Hanging with the kiwis at Pianos.

| 16 Feb 2015 | 06:16

    The flipflops on the guy ahead of me seemed to beat out the happy rhythm: "A jun-ket, a jun-ket." My first-ever p.r. junket, or at least the first one I can remember afterward. At Pianos on Ludlow St., which has its hip look all worked out but seems serenely schizophrenic in terms of programming, meaning you can expect to hear anything and everything both upstairs and down and possibly people are not turning up solely for the music.

    This particular Monday night, the theme is New Zealand. And in the crowd, a sleek, eye-catching beauty who looks exactly like a brown-skinned elf. Where are the pointy ears? But it's his girlfriend who's the New Zealander. I couldn't tell until I leaned forward to hear her accent above the incredible din (that's the din of "meet-and-greet," not actual musical performance).

    "People from New Zealand are easy to pick out in a crowd," says one, who's writing up tonight's festivities for the press back home. "They look different, ethnically. They have a different kind of facial structure."

    "They have big cheeks!" chimes in Mr. Elf. A girl perched on a barstool is wearing jeans cut so low I can see her entire?not just part of it, but the whole thing?thong.

    "Aren't a lot of people in New Zealand from the UK?" I asked the native (note: will not use "kiwi" unless referring to the fruit).

    "Yes," he replies, a shade defensively. "It is a very young country, you know. Only 150 years old."

    And to put things in perspective, it only takes 15,000 in sales for an album to be certified platinum in New Zealand. Yet there are these breakout acts. The Datsuns. The Chills. The Clean.

    "You should write about how none of these bands sounds anything like Split Enz," says J.R. Taylor, waving a drink he may actually have paid for. He arrived too late for the complimentary New Zealand wine and vodka and a protein-fest of chicken/mussels/clams/lamb. Let us now praise New Zealand lamb.
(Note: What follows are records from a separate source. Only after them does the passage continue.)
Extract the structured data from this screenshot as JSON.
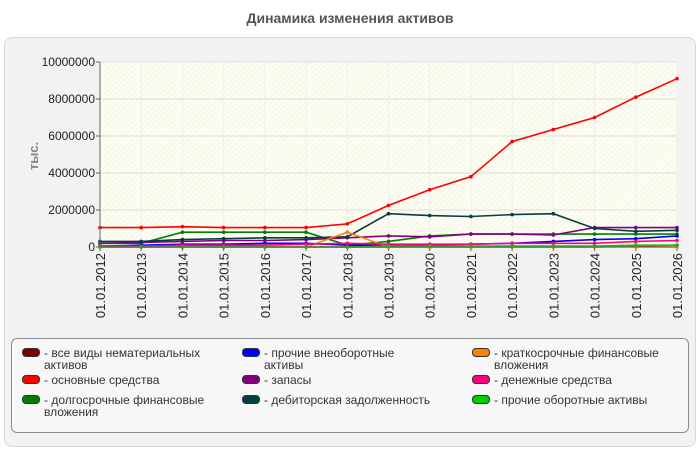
{
  "chart_data": {
    "type": "line",
    "title": "Динамика изменения активов",
    "ylabel": "тыс.",
    "xlabel": "",
    "x": [
      "01.01.2012",
      "01.01.2013",
      "01.01.2014",
      "01.01.2015",
      "01.01.2016",
      "01.01.2017",
      "01.01.2018",
      "01.01.2019",
      "01.01.2020",
      "01.01.2021",
      "01.01.2022",
      "01.01.2023",
      "01.01.2024",
      "01.01.2025",
      "01.01.2026"
    ],
    "ylim": [
      0,
      10000000
    ],
    "yticks": [
      "0",
      "2000000",
      "4000000",
      "6000000",
      "8000000",
      "10000000"
    ],
    "grid": true,
    "legend_position": "bottom",
    "series": [
      {
        "name": "- все виды нематериальных активов",
        "color": "#800000",
        "values": [
          0,
          0,
          0,
          0,
          0,
          0,
          0,
          0,
          0,
          0,
          0,
          0,
          0,
          50000,
          100000
        ]
      },
      {
        "name": "- основные средства",
        "color": "#ff0000",
        "values": [
          1050000,
          1050000,
          1100000,
          1050000,
          1050000,
          1050000,
          1250000,
          2250000,
          3100000,
          3800000,
          5700000,
          6350000,
          7000000,
          8100000,
          9100000
        ]
      },
      {
        "name": "- долгосрочные финансовые вложения",
        "color": "#008000",
        "values": [
          200000,
          200000,
          800000,
          800000,
          800000,
          800000,
          100000,
          300000,
          600000,
          700000,
          700000,
          700000,
          700000,
          700000,
          700000
        ]
      },
      {
        "name": "- прочие внеоборотные активы",
        "color": "#0000ff",
        "values": [
          50000,
          100000,
          150000,
          150000,
          200000,
          200000,
          100000,
          100000,
          100000,
          150000,
          200000,
          300000,
          400000,
          450000,
          600000
        ]
      },
      {
        "name": "- запасы",
        "color": "#800080",
        "values": [
          200000,
          250000,
          300000,
          350000,
          350000,
          400000,
          500000,
          600000,
          550000,
          700000,
          700000,
          650000,
          1050000,
          1050000,
          1050000
        ]
      },
      {
        "name": "- дебиторская задолженность",
        "color": "#004040",
        "values": [
          300000,
          300000,
          400000,
          450000,
          500000,
          500000,
          550000,
          1800000,
          1700000,
          1650000,
          1750000,
          1800000,
          1000000,
          850000,
          900000
        ]
      },
      {
        "name": "- краткосрочные финансовые вложения",
        "color": "#ff8000",
        "values": [
          0,
          0,
          0,
          0,
          0,
          0,
          800000,
          0,
          0,
          0,
          0,
          0,
          0,
          0,
          0
        ]
      },
      {
        "name": "- денежные средства",
        "color": "#ff0080",
        "values": [
          50000,
          50000,
          100000,
          100000,
          100000,
          150000,
          200000,
          150000,
          150000,
          150000,
          200000,
          200000,
          200000,
          300000,
          350000
        ]
      },
      {
        "name": "- прочие оборотные активы",
        "color": "#00cc00",
        "values": [
          0,
          0,
          0,
          0,
          0,
          0,
          0,
          50000,
          50000,
          50000,
          50000,
          50000,
          50000,
          100000,
          100000
        ]
      }
    ]
  }
}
Suspiciously, it is from something called "Atkins Ranch." Even in death, the good doctor is everywhere.

    Once everyone is smashed and happy, the music begins. WAI takes its name from the Maori word for water. Two female vocalists, two men on electronics and percussion. I didn't love WAI on disc, but the live performance wins me over. By the end it doesn't matter that I understand only one word of Maori (see above) or that the whole electronica thing doesn't really come off. These women are strong. They're performing rather than posing. They have really good voices, and when they're doing tag-team rapping in Maori, or when the whole group does a traditional four-part harmony/percussion number without electronics for their encore, something special is happening. I don't know if it will translate, but the crowd here tonight is going absolutely nuts.
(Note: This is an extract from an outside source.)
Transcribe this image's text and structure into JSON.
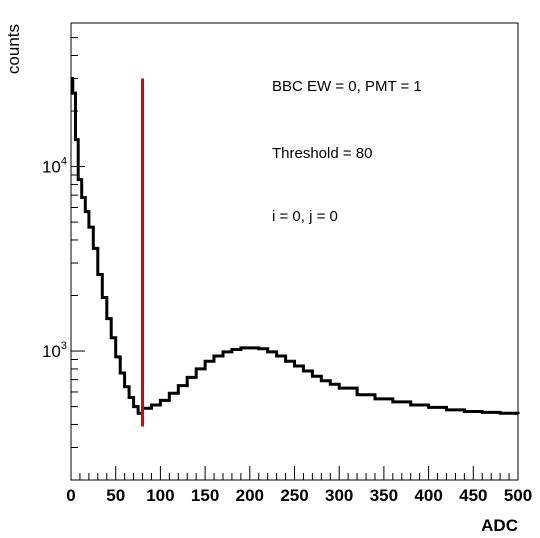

    Next up is Pine, a mopey college-rock kind of band. They're a bass-less trio, tight and competent with a shimmering sound, singer on snare drum, girl keyboards player who takes off her trucker hat before going onstage. Pines know what they're doing and do it well. They have catchy songs, they're attractive in a low-key kind of way. Still, their set goes on longer than it should (in fairness, one of the originally scheduled acts has canceled, and someone seems to have told Pine they are responsible for picking up the slack). They begin to seem kind of whiny. My plus-one takes off.
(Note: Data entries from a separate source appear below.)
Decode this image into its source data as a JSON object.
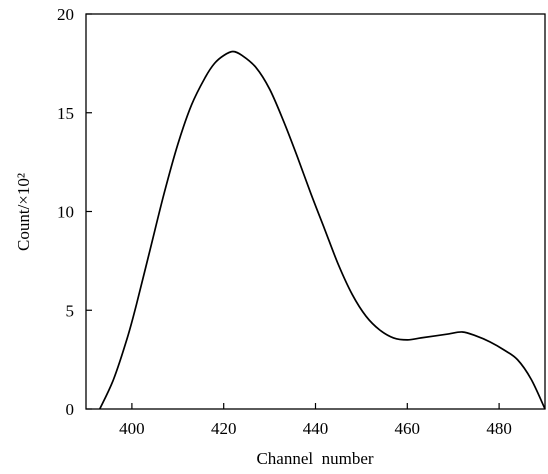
{
  "chart_data": {
    "type": "line",
    "title": "",
    "xlabel": "Channel  number",
    "ylabel": "Count/×10²",
    "xlim": [
      390,
      490
    ],
    "ylim": [
      0,
      20
    ],
    "x_ticks": [
      400,
      420,
      440,
      460,
      480
    ],
    "y_ticks": [
      0,
      5,
      10,
      15,
      20
    ],
    "x_tick_labels": [
      "400",
      "420",
      "440",
      "460",
      "480"
    ],
    "y_tick_labels": [
      "0",
      "5",
      "10",
      "15",
      "20"
    ],
    "grid": false,
    "legend": "none",
    "series": [
      {
        "color": "#000000",
        "x": [
          393,
          396,
          399,
          401,
          404,
          407,
          410,
          413,
          416,
          418,
          420,
          422,
          424,
          427,
          430,
          433,
          436,
          439,
          442,
          445,
          448,
          451,
          454,
          457,
          460,
          463,
          466,
          469,
          472,
          475,
          478,
          481,
          484,
          487,
          490
        ],
        "y": [
          0.0,
          1.5,
          3.6,
          5.3,
          8.1,
          10.9,
          13.4,
          15.4,
          16.8,
          17.5,
          17.9,
          18.1,
          17.9,
          17.3,
          16.2,
          14.6,
          12.8,
          10.9,
          9.1,
          7.3,
          5.8,
          4.7,
          4.0,
          3.6,
          3.5,
          3.6,
          3.7,
          3.8,
          3.9,
          3.7,
          3.4,
          3.0,
          2.5,
          1.5,
          0.0
        ]
      }
    ]
  }
}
    Finally, King Kapisi takes the stage. He's the best-known of the acts, a hiphop MC and instrumentalist who's achieved some name recognition outside New Zealand, playing on bills with Public Enemy, the Fugees, Moby, even Janet Jackson. Which is why it's been refreshing to see him mingling with the crowd all night, digital camera slung around his neck like any other tourist, cheering on the other bands. The King is lyrically talented and exuberant, and the crowd is roused again.

    A taller cousin of Mr. Elf sidles up to me. "Are you, er, a native?" he asks. I must have big cheeks.

    No, I am an American, I explain, an American music critic. Still confusion reigns.

    "Is this an Australian club or something?"

    How nice that someone can't instantly place a New York nightlife event. Happy, I head back to Brooklyn.